Inaugurado em 2013, o complexo de Neves já registra casos de fuga. O modelo cria, segundo reportagens da Agência Pública, penitenciárias privadas de fato, enquanto que em outras situações a gestão ou determinados serviços são terceirizados, como a saúde dos presos e a alimentação. A administração é do consórcio GPA (Gestores Prisionais Associados), composto por cinco empresas: CCI Construções, Construtora Augusto Velloso, Empresa Tejofran de Saneamento e Serviços Ltda, N.F Motta Construções e Comércio e Instituto Nacional de Administração Prisional. Além de construir a penitenciária, o consórcio vai administrá-la pelos próximos 25 anos e receber, por preso, R$ 2.700 mensais.

Alternativas viáveis

Segundo Paulo Malvezzi, o que preocupa no sistema carcerário mineiro, além da superlotação e do índice alto de prisões provisórias (49%), são os números que podem não chegar aos conhecimento público ou que são muito pouco divulgados. “Quantos presos sofrem agressões nos presídios mineiros? Quantos presos morrem violentamente ou por falta de atendimento médico? Quantos estão tendo seu direito de progressão de regime, indulto e remissão de pena sonegados pela lentidão judicial e falta de atendimento jurídico? Se os números revelados assustam, aqueles que permanecem ocultos nos assombram ainda mais”, reitera.

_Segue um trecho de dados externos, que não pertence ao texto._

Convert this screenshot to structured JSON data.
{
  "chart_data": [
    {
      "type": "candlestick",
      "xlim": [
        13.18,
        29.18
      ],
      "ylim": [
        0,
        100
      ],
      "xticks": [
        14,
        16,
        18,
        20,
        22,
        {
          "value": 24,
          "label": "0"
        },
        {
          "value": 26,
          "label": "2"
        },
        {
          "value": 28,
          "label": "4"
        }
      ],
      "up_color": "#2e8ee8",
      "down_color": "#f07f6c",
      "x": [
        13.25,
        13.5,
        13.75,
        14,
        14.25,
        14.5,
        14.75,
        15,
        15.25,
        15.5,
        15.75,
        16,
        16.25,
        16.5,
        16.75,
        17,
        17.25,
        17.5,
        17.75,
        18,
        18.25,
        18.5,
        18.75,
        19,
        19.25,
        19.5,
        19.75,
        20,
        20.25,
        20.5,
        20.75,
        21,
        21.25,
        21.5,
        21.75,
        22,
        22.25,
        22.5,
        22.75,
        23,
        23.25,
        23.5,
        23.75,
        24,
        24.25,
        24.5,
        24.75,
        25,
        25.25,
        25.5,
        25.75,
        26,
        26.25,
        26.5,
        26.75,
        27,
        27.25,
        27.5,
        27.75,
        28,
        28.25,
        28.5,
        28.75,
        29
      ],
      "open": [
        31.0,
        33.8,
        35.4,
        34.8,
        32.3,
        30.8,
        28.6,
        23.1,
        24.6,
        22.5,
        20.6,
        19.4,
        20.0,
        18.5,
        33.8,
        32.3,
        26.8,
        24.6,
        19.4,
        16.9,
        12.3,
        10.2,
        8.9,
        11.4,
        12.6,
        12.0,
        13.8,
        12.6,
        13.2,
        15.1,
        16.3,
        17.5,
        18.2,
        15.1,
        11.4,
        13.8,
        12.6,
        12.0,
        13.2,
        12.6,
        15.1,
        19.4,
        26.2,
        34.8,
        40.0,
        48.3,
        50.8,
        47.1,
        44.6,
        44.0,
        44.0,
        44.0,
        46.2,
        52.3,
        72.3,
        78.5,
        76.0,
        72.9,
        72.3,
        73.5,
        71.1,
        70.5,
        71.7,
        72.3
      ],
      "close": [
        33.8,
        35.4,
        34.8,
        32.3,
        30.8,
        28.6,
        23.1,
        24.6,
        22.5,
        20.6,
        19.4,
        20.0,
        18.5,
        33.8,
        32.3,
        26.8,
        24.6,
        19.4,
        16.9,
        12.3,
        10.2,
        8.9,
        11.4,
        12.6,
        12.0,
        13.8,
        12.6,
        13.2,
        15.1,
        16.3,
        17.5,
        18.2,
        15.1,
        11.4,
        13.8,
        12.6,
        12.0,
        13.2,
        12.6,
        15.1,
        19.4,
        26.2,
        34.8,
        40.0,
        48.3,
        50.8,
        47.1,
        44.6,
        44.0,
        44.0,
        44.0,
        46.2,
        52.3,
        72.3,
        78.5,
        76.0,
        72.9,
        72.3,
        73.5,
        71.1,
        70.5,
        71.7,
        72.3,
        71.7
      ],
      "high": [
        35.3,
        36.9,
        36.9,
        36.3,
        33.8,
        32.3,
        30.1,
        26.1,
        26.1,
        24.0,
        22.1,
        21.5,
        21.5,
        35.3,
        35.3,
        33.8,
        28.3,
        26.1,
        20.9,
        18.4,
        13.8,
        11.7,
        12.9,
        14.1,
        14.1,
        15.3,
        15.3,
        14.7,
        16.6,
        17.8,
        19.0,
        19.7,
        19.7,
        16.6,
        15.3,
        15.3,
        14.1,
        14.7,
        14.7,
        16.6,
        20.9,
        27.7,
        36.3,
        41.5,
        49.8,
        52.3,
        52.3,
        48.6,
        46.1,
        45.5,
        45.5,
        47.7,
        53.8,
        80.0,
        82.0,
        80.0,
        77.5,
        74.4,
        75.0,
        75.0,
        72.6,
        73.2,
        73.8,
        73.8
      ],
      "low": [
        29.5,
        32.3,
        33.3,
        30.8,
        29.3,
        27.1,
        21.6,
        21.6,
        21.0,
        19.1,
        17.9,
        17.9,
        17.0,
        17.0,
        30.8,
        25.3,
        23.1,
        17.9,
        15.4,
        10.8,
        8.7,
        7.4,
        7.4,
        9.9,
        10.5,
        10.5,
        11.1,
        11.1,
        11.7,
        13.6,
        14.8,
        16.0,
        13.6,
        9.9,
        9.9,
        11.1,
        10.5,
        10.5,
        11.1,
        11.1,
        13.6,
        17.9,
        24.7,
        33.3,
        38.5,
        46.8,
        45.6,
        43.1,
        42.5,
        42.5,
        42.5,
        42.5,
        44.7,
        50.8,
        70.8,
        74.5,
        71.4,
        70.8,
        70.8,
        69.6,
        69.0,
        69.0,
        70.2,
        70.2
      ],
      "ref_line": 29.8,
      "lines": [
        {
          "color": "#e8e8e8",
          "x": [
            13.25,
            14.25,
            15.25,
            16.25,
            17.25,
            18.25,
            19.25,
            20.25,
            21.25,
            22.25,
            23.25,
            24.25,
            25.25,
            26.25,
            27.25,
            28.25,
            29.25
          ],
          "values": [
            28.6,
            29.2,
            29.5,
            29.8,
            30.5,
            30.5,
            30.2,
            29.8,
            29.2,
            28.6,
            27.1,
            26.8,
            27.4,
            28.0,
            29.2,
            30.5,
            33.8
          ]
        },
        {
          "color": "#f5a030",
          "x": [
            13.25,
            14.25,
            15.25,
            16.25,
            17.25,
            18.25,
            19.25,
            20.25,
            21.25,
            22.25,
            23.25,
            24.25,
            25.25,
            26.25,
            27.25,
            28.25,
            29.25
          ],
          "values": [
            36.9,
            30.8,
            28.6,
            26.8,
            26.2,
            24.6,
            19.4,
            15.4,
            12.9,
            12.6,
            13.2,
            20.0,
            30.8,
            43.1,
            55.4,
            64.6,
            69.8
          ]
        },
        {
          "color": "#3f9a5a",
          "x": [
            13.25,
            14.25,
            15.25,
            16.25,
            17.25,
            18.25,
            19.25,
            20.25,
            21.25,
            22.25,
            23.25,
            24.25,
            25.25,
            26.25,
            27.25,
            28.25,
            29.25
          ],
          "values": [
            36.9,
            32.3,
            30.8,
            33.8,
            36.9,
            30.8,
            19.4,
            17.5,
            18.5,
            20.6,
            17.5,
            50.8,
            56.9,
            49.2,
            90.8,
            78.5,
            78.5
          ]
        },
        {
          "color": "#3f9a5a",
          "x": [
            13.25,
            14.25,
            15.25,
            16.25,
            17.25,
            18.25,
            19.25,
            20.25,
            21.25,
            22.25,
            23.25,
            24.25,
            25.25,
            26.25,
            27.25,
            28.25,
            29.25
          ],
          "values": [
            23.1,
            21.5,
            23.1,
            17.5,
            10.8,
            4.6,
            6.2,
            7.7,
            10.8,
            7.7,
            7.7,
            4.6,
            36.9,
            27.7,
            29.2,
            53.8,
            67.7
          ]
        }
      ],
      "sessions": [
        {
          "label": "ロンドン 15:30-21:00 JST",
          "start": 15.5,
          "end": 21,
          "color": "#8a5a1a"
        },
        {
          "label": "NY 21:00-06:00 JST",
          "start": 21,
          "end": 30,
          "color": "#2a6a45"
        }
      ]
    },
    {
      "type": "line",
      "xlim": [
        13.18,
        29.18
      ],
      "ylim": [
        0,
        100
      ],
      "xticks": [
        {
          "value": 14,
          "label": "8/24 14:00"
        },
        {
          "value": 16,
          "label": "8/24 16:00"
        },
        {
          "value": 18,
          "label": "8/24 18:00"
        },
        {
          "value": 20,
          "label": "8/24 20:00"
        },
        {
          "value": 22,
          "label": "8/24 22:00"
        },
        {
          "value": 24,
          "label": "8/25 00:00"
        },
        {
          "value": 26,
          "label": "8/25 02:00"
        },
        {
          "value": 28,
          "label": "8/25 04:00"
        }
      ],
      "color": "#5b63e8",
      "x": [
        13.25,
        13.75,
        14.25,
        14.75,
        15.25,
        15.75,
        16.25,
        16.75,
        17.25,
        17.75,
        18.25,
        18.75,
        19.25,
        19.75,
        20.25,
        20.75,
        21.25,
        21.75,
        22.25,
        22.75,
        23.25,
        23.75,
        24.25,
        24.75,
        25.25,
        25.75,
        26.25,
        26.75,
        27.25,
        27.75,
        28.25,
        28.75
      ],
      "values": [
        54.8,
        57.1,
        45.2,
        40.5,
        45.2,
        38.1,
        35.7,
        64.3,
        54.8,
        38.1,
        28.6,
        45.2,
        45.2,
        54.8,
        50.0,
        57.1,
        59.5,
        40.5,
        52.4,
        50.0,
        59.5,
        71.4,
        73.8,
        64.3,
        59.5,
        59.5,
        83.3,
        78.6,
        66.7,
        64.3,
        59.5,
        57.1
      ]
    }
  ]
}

Na sua visão, a saída da crise está em mudar radicalmente os pressupostos da política carcerária e da segurança pública. “Apostar na construção de novas vagas é correr atrás do próprio rabo. Não há falta de vagas, e sim excesso de presos. Precisamos pensar na despenalização de condutas, em especial aquelas relacionadas com a política de drogas, restringir ao máximo o uso de prisões cautelares, ampliação das garantias da execução penal, abertura do cárcere para a sociedade com mecanismos de controle e participação popular, entre outras tantas propostas. Em Minas Gerais, o primeiro passo seria uma pactuação entre Executivo, Judiciário e Legislativo, visando uma redução drástica da população prisional, com medidas de curto e médio prazo já apontadas em nota pública da Pastoral Carcerária.

Greg Andrade aposta nesse mesmo caminho. “Enquanto não chega o dia no qual não precisemos punir nosso semelhante com penas de segregação do convívio social, podemos ir exercitando a justiça restaurativa, auto-composição, mediação de conflitos e outras alternativas. Não será prendendo, e ganhando dinheiro com a miséria alheia, que conseguiremos uma sociedade mais justa e solidária”, afirma.